Périodiquement, — le délicat M. Barrès en tête, de plus vieux emboîtant le pas, — on mesure, on jauge, on pèse les jeunes... D’une merveilleuse alacrité de plume, ces analystes hypothétiques vous dissèquent la génération, palpent les viscères, peu à peu viennent à la tête, l’attifent, enrubannent les oreilles, empersillent les narines, pressent le cerveau, en expriment la quintessence, le fin du fin, l’abstraction caractéristique, quelque chose comme un alcali qu’on vous débouche sous le nez... Un tour de langue, on colle une étiquette, — et voilà, sublimé, l’esprit de la génération[47] !

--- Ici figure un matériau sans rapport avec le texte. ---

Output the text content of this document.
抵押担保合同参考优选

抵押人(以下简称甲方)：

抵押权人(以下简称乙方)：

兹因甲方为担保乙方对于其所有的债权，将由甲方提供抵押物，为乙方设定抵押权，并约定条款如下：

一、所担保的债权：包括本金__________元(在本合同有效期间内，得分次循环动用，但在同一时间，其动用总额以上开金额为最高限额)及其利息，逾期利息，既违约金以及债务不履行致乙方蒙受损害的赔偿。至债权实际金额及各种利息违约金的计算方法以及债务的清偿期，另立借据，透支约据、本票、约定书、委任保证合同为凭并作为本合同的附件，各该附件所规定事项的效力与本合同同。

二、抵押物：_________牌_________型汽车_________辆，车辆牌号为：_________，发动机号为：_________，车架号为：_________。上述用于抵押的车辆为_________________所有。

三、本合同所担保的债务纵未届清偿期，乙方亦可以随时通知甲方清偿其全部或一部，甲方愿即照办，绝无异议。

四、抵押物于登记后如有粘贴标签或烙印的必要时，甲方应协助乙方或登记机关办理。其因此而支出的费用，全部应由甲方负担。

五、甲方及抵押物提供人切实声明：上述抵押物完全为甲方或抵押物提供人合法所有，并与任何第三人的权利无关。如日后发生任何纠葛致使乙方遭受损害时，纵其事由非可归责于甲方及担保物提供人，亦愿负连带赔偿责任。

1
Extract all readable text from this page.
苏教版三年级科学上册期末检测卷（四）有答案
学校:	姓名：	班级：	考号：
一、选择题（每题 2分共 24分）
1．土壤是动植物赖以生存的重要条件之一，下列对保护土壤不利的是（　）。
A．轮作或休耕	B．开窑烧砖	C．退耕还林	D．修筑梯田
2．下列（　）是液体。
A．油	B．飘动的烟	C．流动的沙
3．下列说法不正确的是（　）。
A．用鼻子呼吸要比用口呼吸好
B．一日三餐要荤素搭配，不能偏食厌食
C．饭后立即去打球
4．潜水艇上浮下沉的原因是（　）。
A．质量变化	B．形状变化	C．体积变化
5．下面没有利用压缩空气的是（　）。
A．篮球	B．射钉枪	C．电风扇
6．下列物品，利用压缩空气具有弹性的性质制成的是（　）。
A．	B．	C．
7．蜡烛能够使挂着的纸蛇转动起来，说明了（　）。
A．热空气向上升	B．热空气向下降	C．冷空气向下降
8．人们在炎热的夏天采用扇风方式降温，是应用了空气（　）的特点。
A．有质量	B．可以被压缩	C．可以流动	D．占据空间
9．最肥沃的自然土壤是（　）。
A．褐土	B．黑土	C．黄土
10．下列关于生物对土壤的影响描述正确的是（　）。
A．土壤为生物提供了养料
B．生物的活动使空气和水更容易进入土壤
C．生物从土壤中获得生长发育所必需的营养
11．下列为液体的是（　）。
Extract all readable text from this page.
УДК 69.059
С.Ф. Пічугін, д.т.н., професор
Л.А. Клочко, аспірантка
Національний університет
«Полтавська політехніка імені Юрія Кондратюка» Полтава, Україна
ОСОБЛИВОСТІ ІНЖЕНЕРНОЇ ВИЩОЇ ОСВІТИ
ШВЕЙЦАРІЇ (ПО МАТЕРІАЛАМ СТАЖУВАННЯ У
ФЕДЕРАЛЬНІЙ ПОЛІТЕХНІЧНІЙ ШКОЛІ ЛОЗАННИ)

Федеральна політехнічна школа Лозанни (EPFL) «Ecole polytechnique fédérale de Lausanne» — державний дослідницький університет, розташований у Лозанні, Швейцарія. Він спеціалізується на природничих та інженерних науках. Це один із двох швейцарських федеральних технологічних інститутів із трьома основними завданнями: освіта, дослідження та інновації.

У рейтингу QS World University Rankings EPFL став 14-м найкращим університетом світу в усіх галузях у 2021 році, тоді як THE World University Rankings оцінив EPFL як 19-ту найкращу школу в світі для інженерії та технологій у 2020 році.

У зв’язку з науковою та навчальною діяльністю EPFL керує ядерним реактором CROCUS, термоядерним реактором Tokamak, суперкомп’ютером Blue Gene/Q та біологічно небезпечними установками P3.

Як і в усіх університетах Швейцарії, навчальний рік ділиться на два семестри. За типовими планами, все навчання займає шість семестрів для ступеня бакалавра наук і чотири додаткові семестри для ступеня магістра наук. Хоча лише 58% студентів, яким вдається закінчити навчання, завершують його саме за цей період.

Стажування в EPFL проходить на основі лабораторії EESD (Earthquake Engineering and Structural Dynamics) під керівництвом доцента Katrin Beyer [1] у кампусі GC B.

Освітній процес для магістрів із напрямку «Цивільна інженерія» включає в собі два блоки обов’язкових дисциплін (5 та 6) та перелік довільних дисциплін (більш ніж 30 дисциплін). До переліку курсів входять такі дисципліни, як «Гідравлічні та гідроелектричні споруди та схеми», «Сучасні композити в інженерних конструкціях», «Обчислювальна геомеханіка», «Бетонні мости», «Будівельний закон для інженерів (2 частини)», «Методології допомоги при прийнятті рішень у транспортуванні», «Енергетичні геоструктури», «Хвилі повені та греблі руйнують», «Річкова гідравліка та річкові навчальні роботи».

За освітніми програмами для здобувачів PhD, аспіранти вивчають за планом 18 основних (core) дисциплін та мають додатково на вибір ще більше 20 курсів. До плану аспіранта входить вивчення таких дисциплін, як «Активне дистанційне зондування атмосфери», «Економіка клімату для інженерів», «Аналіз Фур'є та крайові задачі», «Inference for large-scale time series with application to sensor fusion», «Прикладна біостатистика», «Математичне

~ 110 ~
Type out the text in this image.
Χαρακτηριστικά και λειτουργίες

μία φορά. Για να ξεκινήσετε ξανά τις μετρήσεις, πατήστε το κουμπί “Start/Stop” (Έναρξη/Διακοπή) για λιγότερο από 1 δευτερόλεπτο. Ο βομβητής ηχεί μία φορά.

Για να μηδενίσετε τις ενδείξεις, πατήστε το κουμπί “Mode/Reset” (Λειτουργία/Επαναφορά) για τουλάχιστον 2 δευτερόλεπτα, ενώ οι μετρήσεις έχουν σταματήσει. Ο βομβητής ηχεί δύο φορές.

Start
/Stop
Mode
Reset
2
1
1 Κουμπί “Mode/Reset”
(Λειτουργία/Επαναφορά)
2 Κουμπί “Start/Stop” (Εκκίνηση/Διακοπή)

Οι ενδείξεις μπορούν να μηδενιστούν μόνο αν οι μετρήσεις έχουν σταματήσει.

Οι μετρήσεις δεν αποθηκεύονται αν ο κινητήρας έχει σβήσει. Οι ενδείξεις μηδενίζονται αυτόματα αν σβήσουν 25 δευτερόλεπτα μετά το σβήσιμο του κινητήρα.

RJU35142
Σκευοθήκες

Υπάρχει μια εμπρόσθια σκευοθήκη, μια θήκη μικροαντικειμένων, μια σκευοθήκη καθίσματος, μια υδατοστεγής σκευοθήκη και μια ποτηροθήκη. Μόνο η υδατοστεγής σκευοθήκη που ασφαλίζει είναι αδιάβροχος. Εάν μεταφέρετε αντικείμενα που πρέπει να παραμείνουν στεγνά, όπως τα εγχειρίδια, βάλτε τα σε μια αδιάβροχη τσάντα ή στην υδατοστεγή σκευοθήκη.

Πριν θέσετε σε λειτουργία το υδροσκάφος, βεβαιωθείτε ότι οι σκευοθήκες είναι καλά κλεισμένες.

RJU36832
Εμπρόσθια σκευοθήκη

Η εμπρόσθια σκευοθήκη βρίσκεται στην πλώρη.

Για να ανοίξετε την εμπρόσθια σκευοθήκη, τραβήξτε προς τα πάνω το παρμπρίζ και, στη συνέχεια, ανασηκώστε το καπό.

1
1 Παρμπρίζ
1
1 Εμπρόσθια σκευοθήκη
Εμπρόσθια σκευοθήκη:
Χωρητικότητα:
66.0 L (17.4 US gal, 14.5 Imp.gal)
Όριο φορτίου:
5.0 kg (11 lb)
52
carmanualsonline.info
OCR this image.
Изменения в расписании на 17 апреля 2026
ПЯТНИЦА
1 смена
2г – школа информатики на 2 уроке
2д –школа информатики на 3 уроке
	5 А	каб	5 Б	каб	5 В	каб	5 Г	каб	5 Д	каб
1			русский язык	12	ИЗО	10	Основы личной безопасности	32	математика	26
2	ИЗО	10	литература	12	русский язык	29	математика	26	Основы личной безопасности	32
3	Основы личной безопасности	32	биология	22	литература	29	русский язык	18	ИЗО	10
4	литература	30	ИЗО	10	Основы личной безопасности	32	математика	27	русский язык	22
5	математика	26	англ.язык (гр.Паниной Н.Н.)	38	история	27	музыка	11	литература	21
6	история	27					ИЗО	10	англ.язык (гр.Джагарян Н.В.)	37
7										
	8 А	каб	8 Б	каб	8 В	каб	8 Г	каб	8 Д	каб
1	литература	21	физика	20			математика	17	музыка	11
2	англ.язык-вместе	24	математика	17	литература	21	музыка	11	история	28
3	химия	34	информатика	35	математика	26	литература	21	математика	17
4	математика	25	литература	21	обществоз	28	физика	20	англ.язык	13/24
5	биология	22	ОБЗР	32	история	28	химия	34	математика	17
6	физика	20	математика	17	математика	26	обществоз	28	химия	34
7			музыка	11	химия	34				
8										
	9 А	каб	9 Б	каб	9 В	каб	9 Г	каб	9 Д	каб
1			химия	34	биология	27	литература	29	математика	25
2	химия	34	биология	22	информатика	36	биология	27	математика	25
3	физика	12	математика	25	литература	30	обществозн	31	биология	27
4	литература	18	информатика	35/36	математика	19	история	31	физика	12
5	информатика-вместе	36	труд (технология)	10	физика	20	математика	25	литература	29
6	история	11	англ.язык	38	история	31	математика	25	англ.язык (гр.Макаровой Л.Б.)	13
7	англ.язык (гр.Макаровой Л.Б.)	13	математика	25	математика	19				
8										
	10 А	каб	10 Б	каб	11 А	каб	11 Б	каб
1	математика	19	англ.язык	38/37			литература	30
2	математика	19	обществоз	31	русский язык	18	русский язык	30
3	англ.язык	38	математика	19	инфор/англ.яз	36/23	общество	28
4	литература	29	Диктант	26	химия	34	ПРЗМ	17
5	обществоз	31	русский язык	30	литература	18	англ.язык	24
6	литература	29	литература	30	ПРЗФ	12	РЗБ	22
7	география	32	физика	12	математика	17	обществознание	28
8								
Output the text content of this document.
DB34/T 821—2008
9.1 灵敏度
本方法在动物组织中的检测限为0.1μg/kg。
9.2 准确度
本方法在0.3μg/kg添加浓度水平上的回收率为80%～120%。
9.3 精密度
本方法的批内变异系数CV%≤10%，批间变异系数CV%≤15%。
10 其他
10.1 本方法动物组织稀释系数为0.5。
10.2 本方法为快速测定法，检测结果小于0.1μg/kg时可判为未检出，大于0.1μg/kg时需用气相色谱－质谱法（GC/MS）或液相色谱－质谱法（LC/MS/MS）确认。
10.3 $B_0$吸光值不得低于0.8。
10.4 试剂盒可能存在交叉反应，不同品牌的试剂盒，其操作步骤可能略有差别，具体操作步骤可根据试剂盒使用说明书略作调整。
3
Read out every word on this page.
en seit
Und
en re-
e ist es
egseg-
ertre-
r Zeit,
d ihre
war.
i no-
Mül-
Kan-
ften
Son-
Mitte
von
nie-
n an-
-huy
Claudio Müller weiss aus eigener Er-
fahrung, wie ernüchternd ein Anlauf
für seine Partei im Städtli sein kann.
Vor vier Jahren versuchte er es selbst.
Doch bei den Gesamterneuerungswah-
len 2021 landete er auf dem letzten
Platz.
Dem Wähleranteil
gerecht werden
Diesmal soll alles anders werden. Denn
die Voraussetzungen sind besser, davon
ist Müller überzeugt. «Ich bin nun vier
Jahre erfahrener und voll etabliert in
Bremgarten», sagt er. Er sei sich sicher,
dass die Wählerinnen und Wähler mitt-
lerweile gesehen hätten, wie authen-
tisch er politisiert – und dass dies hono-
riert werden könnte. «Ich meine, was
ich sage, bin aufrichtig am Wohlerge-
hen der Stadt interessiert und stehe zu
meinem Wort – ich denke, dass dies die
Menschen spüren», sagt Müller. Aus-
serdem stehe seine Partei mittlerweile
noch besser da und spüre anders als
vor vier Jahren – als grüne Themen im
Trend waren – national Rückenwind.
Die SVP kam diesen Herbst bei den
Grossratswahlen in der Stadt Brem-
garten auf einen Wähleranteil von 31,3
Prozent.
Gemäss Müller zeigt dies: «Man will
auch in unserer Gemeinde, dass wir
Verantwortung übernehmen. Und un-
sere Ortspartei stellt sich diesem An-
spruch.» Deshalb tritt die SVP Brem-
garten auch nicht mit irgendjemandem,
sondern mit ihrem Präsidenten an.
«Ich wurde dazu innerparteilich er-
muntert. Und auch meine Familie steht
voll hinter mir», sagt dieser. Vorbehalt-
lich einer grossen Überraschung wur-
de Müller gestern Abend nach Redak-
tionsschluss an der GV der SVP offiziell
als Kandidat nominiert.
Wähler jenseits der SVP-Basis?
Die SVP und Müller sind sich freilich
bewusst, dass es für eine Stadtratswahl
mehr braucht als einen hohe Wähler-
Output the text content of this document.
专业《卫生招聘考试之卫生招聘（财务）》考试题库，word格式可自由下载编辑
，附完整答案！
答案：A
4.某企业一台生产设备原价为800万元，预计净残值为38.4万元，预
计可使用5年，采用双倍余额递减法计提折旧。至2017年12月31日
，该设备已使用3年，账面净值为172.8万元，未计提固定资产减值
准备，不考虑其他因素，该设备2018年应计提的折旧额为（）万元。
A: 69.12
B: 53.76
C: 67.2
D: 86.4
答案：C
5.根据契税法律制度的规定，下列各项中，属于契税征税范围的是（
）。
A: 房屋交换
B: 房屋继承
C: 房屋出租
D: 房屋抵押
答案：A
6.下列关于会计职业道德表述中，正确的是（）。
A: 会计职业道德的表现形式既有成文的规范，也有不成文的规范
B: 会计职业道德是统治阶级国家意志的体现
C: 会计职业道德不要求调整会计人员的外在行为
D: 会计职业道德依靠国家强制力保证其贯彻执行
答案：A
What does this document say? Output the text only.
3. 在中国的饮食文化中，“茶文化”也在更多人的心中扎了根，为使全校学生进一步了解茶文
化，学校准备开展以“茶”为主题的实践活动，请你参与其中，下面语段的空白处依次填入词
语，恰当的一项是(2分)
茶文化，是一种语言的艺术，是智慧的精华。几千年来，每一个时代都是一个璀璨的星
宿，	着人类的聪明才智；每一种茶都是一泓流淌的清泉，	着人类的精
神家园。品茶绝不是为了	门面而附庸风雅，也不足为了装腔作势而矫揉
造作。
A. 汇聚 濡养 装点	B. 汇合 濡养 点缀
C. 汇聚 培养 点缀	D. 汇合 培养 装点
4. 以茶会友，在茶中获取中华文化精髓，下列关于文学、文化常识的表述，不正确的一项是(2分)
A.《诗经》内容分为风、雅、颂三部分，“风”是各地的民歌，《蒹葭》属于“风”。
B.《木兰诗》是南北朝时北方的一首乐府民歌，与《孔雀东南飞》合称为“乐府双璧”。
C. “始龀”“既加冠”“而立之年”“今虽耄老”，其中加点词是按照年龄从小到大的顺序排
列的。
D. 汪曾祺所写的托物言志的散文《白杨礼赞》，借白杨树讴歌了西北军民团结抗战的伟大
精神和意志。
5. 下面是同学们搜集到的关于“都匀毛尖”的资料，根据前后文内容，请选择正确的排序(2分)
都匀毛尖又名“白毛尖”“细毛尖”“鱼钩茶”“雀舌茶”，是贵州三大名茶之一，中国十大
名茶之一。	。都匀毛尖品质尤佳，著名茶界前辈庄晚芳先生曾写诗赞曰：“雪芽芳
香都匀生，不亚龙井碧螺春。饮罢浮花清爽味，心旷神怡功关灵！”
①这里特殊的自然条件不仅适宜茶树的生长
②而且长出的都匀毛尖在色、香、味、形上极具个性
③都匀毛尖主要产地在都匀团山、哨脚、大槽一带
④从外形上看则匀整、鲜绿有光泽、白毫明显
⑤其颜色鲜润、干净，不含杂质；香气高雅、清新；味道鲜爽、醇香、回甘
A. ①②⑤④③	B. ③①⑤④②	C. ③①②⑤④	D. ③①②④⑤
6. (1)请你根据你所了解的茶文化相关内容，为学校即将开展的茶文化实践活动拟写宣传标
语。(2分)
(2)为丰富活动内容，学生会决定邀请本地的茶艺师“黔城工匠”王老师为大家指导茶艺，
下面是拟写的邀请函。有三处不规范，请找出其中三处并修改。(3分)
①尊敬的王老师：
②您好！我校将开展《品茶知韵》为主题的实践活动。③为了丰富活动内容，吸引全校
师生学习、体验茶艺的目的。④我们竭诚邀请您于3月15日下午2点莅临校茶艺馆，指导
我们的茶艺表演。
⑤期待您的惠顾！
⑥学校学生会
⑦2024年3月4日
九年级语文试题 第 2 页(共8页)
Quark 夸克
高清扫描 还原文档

Dans un tel contexte, les liens entre art, société, anarchisme sont souvent exprimés sous la forme d’une querelle entre anciens et modernes, dans sa version fin de siècle. Les symbolistes, dont le mouvement est parfaitement contemporain, sont ainsi associés aux régimes politiques et artistiques du passé, là où le naturalisme est vu comme un précurseur de l’art social pour avoir oeuvré à la conscientisation des masses en dépeignant la décadence morale des élites du Second Empire. Dans la mesure où de nombreuses manifestations associées à l’art social sont visibles dans les pages des périodiques sous la forme de caricatures, d’images moralisatrices et d’extraits d’oeuvres littéraires, l’histoire de l’art social de la fin du siècle dépasse largement les cadres d’un âge d’or potentiel pour devenir une véritable remise en cause de la primauté de certaines productions comme critère de jugement esthétique. La mise en commun de ce bien collectif potentiellement révolutionnaire, assuré par la reproduction d’oeuvres artistiques et littéraires et leur diffusion massive, est au principe même de l’art social. C’est précisément à ce principe que se réfèrent les éditeurs de journaux anarchistes Jean Grave et Émile Pouget pour définir le rôle des artistes dans l’illustration de leurs périodiques et pour motiver leur association à certains auteurs d’oeuvres littéraires et théoriques. Ces divers partis pris en faveur d’un partage des références intellectuelles et de l’utilisation de l’image dans un but d’action constituent deux modes de contestation de l’autonomie de l’art privilégiés par les artistes et théoriciens anarchistes. Questionnant les droits d’auteur, la socialité de l’art et de la littérature ou le rôle de la presse conçue comme support des oeuvres, les anarchistes et défenseurs de l’art social semblent avoir mis au jour quelques enjeux inhérents à la modification des structures médiatiques de la société, enjeux dont les échos, un siècle plus tard, ne sont pas près de s’atténuer.